# What happened to RPPPPoEK?

## der Mosher

I've recently set up a new PC and noticed that RPPPPoEK is missing from the portage tree. Gladly I had the ebuild on my main PC and was able to find a required patch somewhere in the depth of Google's cache. As the source code is still available for download I wonder why the package has been removed. Does anyone know more?

-- René

----------

## the_mgt

Hi!

I think it is, because with the new baselayouts, adsl is configured by the /etc/conf.d/net script.

This seems to cause some problems if you only have one NIC for ppp and lan....

If you have two network cards in your pc, it should work fine.
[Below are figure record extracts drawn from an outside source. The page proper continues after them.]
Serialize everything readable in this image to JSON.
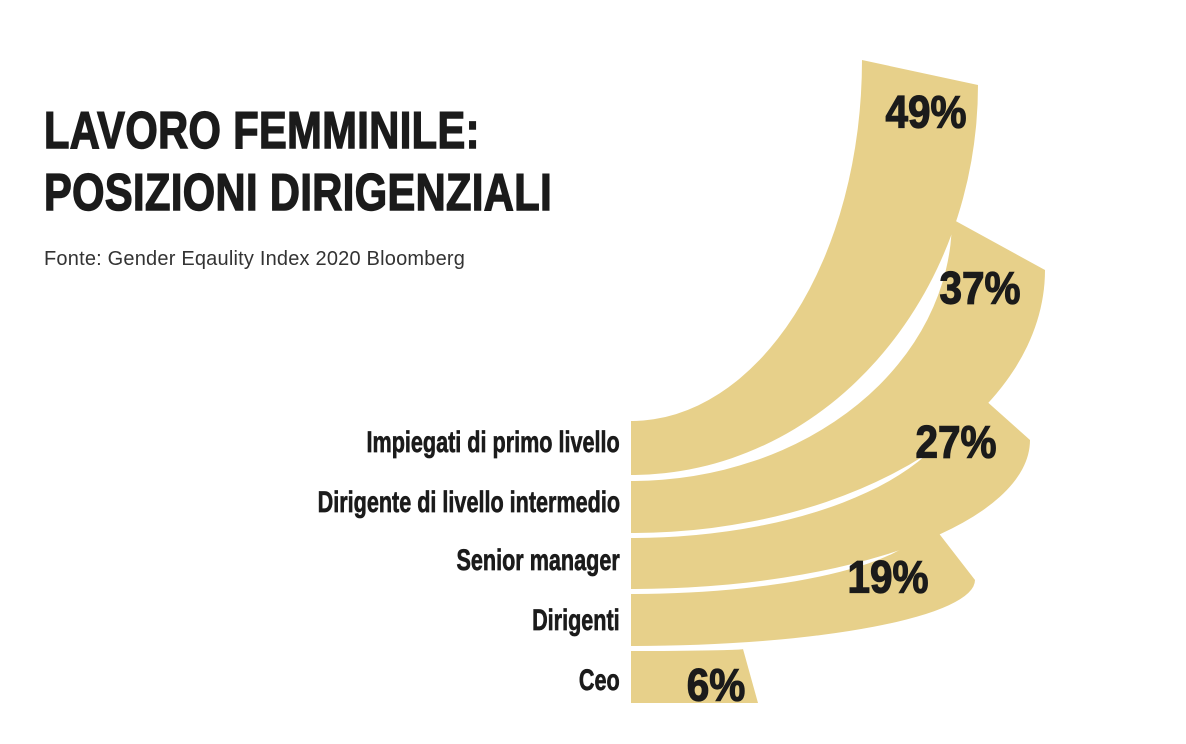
{
  "header": {
    "title_lines": [
      "LAVORO FEMMINILE:",
      "POSIZIONI DIRIGENZIALI"
    ],
    "source": "Fonte: Gender Eqaulity Index 2020 Bloomberg"
  },
  "chart_data": {
    "type": "bar",
    "variant": "radial-fan",
    "title": "LAVORO FEMMINILE: POSIZIONI DIRIGENZIALI",
    "source": "Fonte: Gender Eqaulity Index 2020 Bloomberg",
    "categories": [
      "Impiegati di primo livello",
      "Dirigente di livello intermedio",
      "Senior manager",
      "Dirigenti",
      "Ceo"
    ],
    "values": [
      49,
      37,
      27,
      19,
      6
    ],
    "value_labels": [
      "49%",
      "37%",
      "27%",
      "19%",
      "6%"
    ],
    "unit": "%",
    "legend": "none",
    "grid": "off",
    "colors": {
      "bar": "#e7d08a",
      "text": "#1b1b1b",
      "background": "#ffffff"
    }
  }
}
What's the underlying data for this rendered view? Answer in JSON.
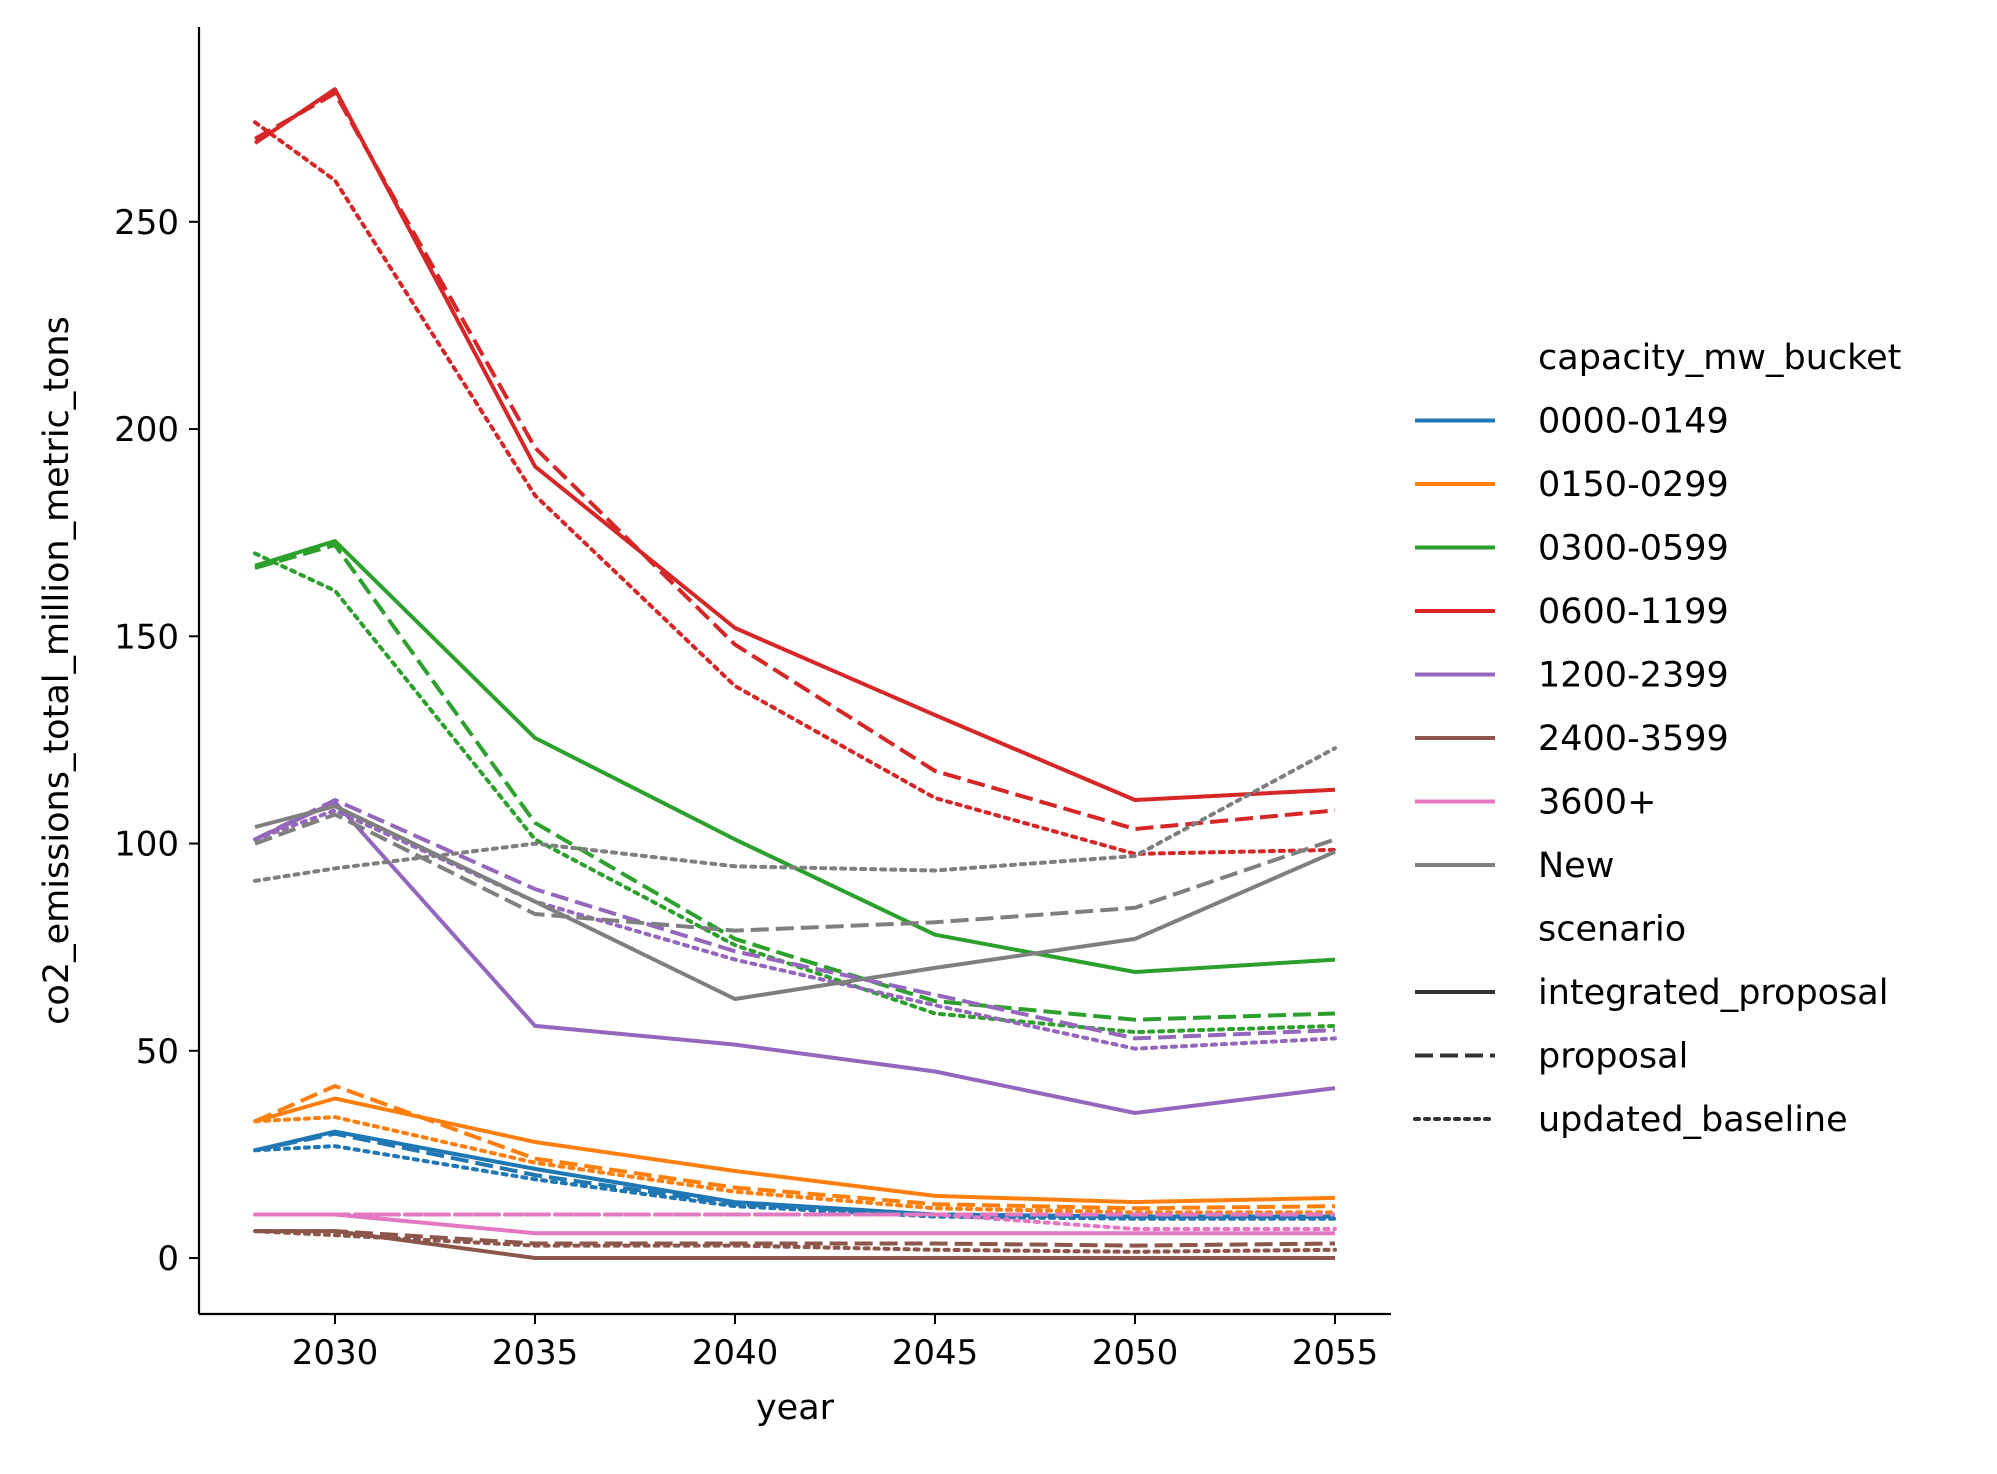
{
  "chart_data": {
    "type": "line",
    "title": "",
    "xlabel": "year",
    "ylabel": "co2_emissions_total_million_metric_tons",
    "xlim": [
      2026.6,
      2056.4
    ],
    "ylim": [
      -13.5,
      297
    ],
    "xticks": [
      2030,
      2035,
      2040,
      2045,
      2050,
      2055
    ],
    "yticks": [
      0,
      50,
      100,
      150,
      200,
      250
    ],
    "grid": false,
    "legend": {
      "placement": "right",
      "hue_title": "capacity_mw_bucket",
      "style_title": "scenario",
      "hue_entries": [
        {
          "label": "0000-0149",
          "color": "#1f77b4"
        },
        {
          "label": "0150-0299",
          "color": "#ff7f0e"
        },
        {
          "label": "0300-0599",
          "color": "#2ca02c"
        },
        {
          "label": "0600-1199",
          "color": "#d62728"
        },
        {
          "label": "1200-2399",
          "color": "#9467bd"
        },
        {
          "label": "2400-3599",
          "color": "#8c564b"
        },
        {
          "label": "3600+",
          "color": "#e377c2"
        },
        {
          "label": "New",
          "color": "#7f7f7f"
        }
      ],
      "style_entries": [
        {
          "label": "integrated_proposal",
          "dash": "solid"
        },
        {
          "label": "proposal",
          "dash": "dashed"
        },
        {
          "label": "updated_baseline",
          "dash": "dotted"
        }
      ]
    },
    "x": [
      2028,
      2030,
      2035,
      2040,
      2045,
      2050,
      2055
    ],
    "series": [
      {
        "bucket": "0000-0149",
        "scenario": "integrated_proposal",
        "values": [
          26,
          30.5,
          21.5,
          13.5,
          10.5,
          10,
          10
        ]
      },
      {
        "bucket": "0000-0149",
        "scenario": "proposal",
        "values": [
          26,
          30,
          20,
          13,
          10.5,
          10,
          10
        ]
      },
      {
        "bucket": "0000-0149",
        "scenario": "updated_baseline",
        "values": [
          26,
          27,
          19,
          12.5,
          10,
          9.5,
          9.5
        ]
      },
      {
        "bucket": "0150-0299",
        "scenario": "integrated_proposal",
        "values": [
          33,
          38.5,
          28,
          21,
          15,
          13.5,
          14.5
        ]
      },
      {
        "bucket": "0150-0299",
        "scenario": "proposal",
        "values": [
          33,
          41.5,
          24,
          17,
          13,
          12,
          12.5
        ]
      },
      {
        "bucket": "0150-0299",
        "scenario": "updated_baseline",
        "values": [
          33,
          34,
          23,
          16,
          12,
          11,
          11
        ]
      },
      {
        "bucket": "0300-0599",
        "scenario": "integrated_proposal",
        "values": [
          167,
          173,
          125.5,
          101,
          78,
          69,
          72
        ]
      },
      {
        "bucket": "0300-0599",
        "scenario": "proposal",
        "values": [
          166.5,
          172,
          105,
          77,
          62,
          57.5,
          59
        ]
      },
      {
        "bucket": "0300-0599",
        "scenario": "updated_baseline",
        "values": [
          170,
          161,
          101,
          75.5,
          59,
          54.5,
          56
        ]
      },
      {
        "bucket": "0600-1199",
        "scenario": "integrated_proposal",
        "values": [
          269,
          282,
          191,
          152,
          131,
          110.5,
          113
        ]
      },
      {
        "bucket": "0600-1199",
        "scenario": "proposal",
        "values": [
          270,
          281,
          195.5,
          148,
          117.5,
          103.5,
          108
        ]
      },
      {
        "bucket": "0600-1199",
        "scenario": "updated_baseline",
        "values": [
          274,
          260,
          184,
          138,
          111,
          97.5,
          98.5
        ]
      },
      {
        "bucket": "1200-2399",
        "scenario": "integrated_proposal",
        "values": [
          101,
          110,
          56,
          51.5,
          45,
          35,
          41
        ]
      },
      {
        "bucket": "1200-2399",
        "scenario": "proposal",
        "values": [
          101,
          110.5,
          89,
          74,
          63.5,
          53,
          55
        ]
      },
      {
        "bucket": "1200-2399",
        "scenario": "updated_baseline",
        "values": [
          101,
          108,
          86,
          72,
          61,
          50.5,
          53
        ]
      },
      {
        "bucket": "2400-3599",
        "scenario": "integrated_proposal",
        "values": [
          6.5,
          6.5,
          0,
          0,
          0,
          0,
          0
        ]
      },
      {
        "bucket": "2400-3599",
        "scenario": "proposal",
        "values": [
          6.5,
          6.5,
          3.5,
          3.5,
          3.5,
          3,
          3.5
        ]
      },
      {
        "bucket": "2400-3599",
        "scenario": "updated_baseline",
        "values": [
          6.5,
          5.5,
          3,
          3,
          2,
          1.5,
          2
        ]
      },
      {
        "bucket": "3600+",
        "scenario": "integrated_proposal",
        "values": [
          10.5,
          10.5,
          6,
          6,
          6,
          6,
          6
        ]
      },
      {
        "bucket": "3600+",
        "scenario": "proposal",
        "values": [
          10.5,
          10.5,
          10.5,
          10.5,
          10.5,
          10.5,
          10.5
        ]
      },
      {
        "bucket": "3600+",
        "scenario": "updated_baseline",
        "values": [
          10.5,
          10.5,
          10.5,
          10.5,
          10.5,
          7,
          7
        ]
      },
      {
        "bucket": "New",
        "scenario": "integrated_proposal",
        "values": [
          104,
          109,
          86,
          62.5,
          70,
          77,
          98
        ]
      },
      {
        "bucket": "New",
        "scenario": "proposal",
        "values": [
          100,
          107,
          83,
          79,
          81,
          84.5,
          101
        ]
      },
      {
        "bucket": "New",
        "scenario": "updated_baseline",
        "values": [
          91,
          94,
          100,
          94.5,
          93.5,
          97,
          123
        ]
      }
    ]
  }
}
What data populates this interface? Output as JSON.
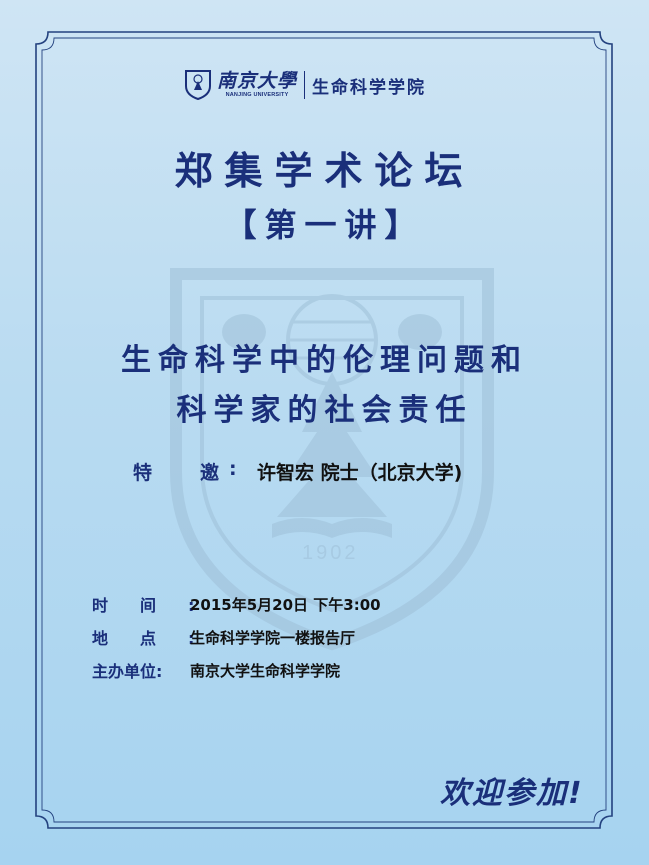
{
  "colors": {
    "navy": "#1a2f7a",
    "background": "#b9dbf1",
    "text_dark": "#111111"
  },
  "header": {
    "emblem_icon": "nanjing-university-emblem-icon",
    "university_name": "南京大學",
    "university_name_en": "NANJING UNIVERSITY",
    "school_name": "生命科学学院"
  },
  "forum_title": "郑集学术论坛",
  "lecture": "【第一讲】",
  "topic": {
    "line1": "生命科学中的伦理问题和",
    "line2": "科学家的社会责任"
  },
  "guest": {
    "label": "特邀",
    "colon": ":",
    "value": "许智宏  院士（北京大学)"
  },
  "watermark": {
    "icon": "nanjing-university-seal-watermark-icon",
    "year": "1902",
    "text": "NANJING UNIVERSITY"
  },
  "details": [
    {
      "label": "时间:",
      "value": "2015年5月20日 下午3:00"
    },
    {
      "label": "地点:",
      "value": "生命科学学院一楼报告厅"
    },
    {
      "label": "主办单位:",
      "value": "南京大学生命科学学院"
    }
  ],
  "closing": "欢迎参加!"
}
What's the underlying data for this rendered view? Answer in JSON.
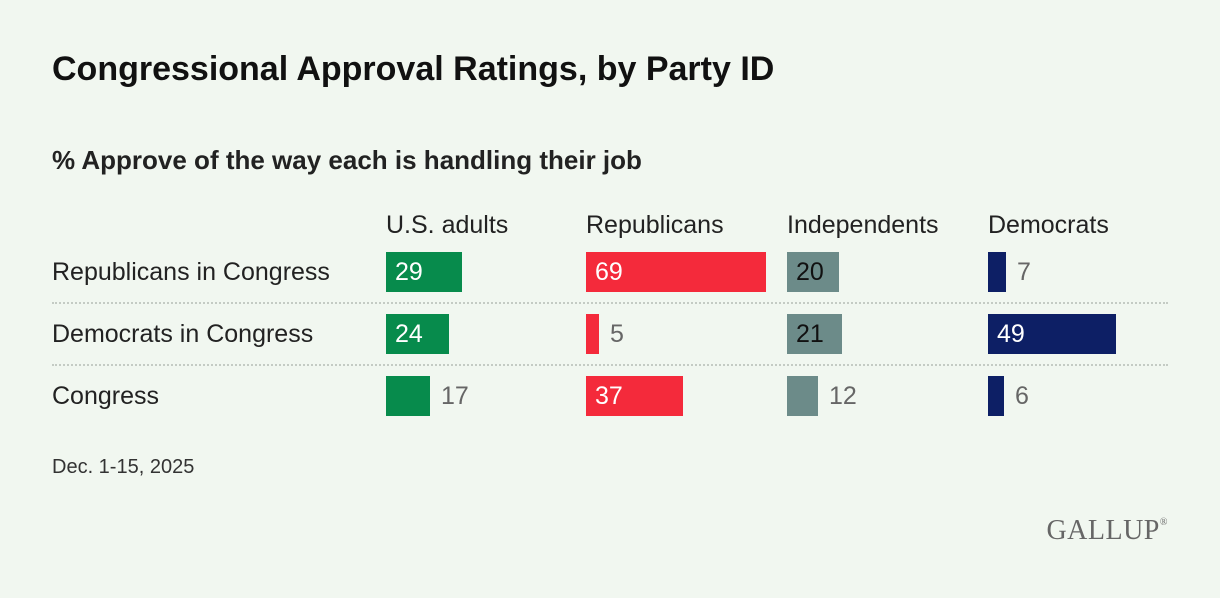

Just search here in the forum or look at a gentoo howto about the baselayout.

----------

## der Mosher

Hmm, RPPPPoEK is basically a wrapper for the adsl-start and -stop scripts. According to the setup instructions under http://www.gentoo.org/doc/en/handbook/handbook-x86.xml?part=1&chap=3 these are still configured via adsl-setup so there shouldn't be a conflict to baselayout. And if there is, RP-PPPoE is the offending package, not RPPPPoEK.

----------

## cyberpatrol

I guess here's the reason why RPPPPoEK isn't in the portage tree anymore:

https://bugs.gentoo.org/show_bug.cgi?id=66053

Unfortunately it seems to be unmaintained by the author.

----------

## Cintra

Pity no one could take the trouble, its a neat little icon that simplifies adsl start & stop. 

Glad I kept a copy in /usr/local/portage.. it works fine here.

Mvh

----------

## der Mosher

That's really a shame. I tried the alternative knet / kdialup, but couldn't get it to work reasonably. Is there any other program that can do the job, maybe something like SuSE's kinternet that also works with modems and ISDN?

----------

## Cintra

there's a copy of the ebuild at http://m2.uh.cz/pub/mirror/rsync.gentoo.org/gentoo-portage/net-dialup/rppppoek/rppppoek-0.33.ebuild

mvh

----------

## cyberpatrol

Thank you, Cintra, for the URL to the ebuild.

The rppppoek-0.33-panelicon.patch can be found at http://m2.uh.cz/pub/mirror/rsync.gentoo.org/gentoo-portage/net-dialup/rppppoek/files/rppppoek-0.33-panelicon.patch

----------

## der Mosher

I've updated the ebuild, see bug 120348:

 remove dependency from arts

 make it work with rp-pppoe-3.6

The original panelicon patch is also attached to the bug report, in case it vanishes from Google's cache someday.

----------

## toralf

 *der Mosher wrote:*   

> I've updated the ebuild, see bug 120348:
> 
> ....

 Great, I like this nifty tool  :Smile:  I added a little enhancement request for it : bug 123353

----------

## der Mosher

Thanks for the kind words!

Your wish is already mentioned in my TODO list (see /usr/share/docs/rppppoek-0.40/TODO.gz). As soon as I figure out how to do it with autotools, I'll implement it.

----------

## der Mosher

In case there are still a few people running RP-PPPoE 3.5, I will adjust the script rppppoek.sh to work with both the old and the new versions (no autotools magic, no need to recompile after a change of RP-PPPoE). Stay tuned for an update.

Edit: According to Alin Nastac, RP-PPPoE 3.7 will be made a requirement and soon be stable.

----------